Canals and railways
The work of a port does not stop once the passengers have disembarked or the container has been unloaded. Unless destined for somewhere local, they or it have to be carried to distant towns or factories. Prior to the 18th century, the easiest way to do this was by water. Roads were poorly built and maintained and travel on them slow and laborious. Hence many ports grew on or near rivers, which allowed the cargo to be transferred to smaller vessels which could penetrate far inland. An obvious way to extend the network of waterways was to build canals. The 18th century saw a number of these built. They usually connected manufacturing or mining areas with ports.

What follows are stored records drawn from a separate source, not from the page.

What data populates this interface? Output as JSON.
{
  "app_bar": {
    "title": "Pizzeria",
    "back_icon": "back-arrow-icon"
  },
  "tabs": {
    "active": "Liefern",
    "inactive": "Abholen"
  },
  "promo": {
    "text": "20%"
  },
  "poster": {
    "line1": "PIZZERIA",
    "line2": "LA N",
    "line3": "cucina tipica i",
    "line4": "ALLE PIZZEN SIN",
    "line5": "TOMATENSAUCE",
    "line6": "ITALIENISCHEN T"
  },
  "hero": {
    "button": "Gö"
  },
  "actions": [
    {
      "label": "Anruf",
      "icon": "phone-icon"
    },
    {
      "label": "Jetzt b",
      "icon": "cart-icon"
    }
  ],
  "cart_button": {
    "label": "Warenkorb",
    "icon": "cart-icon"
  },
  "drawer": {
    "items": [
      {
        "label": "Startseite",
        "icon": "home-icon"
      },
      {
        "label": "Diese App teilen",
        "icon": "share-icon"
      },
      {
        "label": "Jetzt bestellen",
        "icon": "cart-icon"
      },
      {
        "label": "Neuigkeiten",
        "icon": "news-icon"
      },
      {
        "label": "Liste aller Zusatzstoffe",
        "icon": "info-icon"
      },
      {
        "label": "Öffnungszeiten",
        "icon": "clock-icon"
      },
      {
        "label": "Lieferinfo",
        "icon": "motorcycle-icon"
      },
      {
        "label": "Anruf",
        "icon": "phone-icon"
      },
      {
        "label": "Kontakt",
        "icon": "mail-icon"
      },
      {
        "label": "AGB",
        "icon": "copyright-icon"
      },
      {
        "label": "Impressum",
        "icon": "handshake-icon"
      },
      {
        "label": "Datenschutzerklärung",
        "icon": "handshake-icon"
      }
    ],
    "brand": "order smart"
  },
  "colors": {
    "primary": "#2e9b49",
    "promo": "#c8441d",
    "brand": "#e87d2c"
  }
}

For instance, the Trent and Mersey Canal linking Merseyside and the Midlands allowed china clay to be carried from the Mersey to the Potteries in Staffordshire. The Grand Union connected Birmingham with London.
Solent Freighter goods train in Southampton docks
When railways arrived in the first half of the 19th century, they often served ports: think of the Liverpool and Manchester and the Stockton and Darlington railways. The ports themselves would often encourage the people who promoted railways or canals, as they realised these transport arteries would expand their trade.
For passengers, travel to a port would originally have meant hitching a lift on a river boat, going by coach or horse for those who could afford it, or walking for those who could not. With canals, there were sometimes `fly boats`. These were pulled by teams of horses which trotted along the bank and were changed frequently to ensure fast journeys. The railways made fast travel possible for the first time, and passenger travel by sea expanded enormously, helped by the simultaneous development of the steamship. For ports handling large numbers of passengers, stations were built as close as possible to the ship`s berths.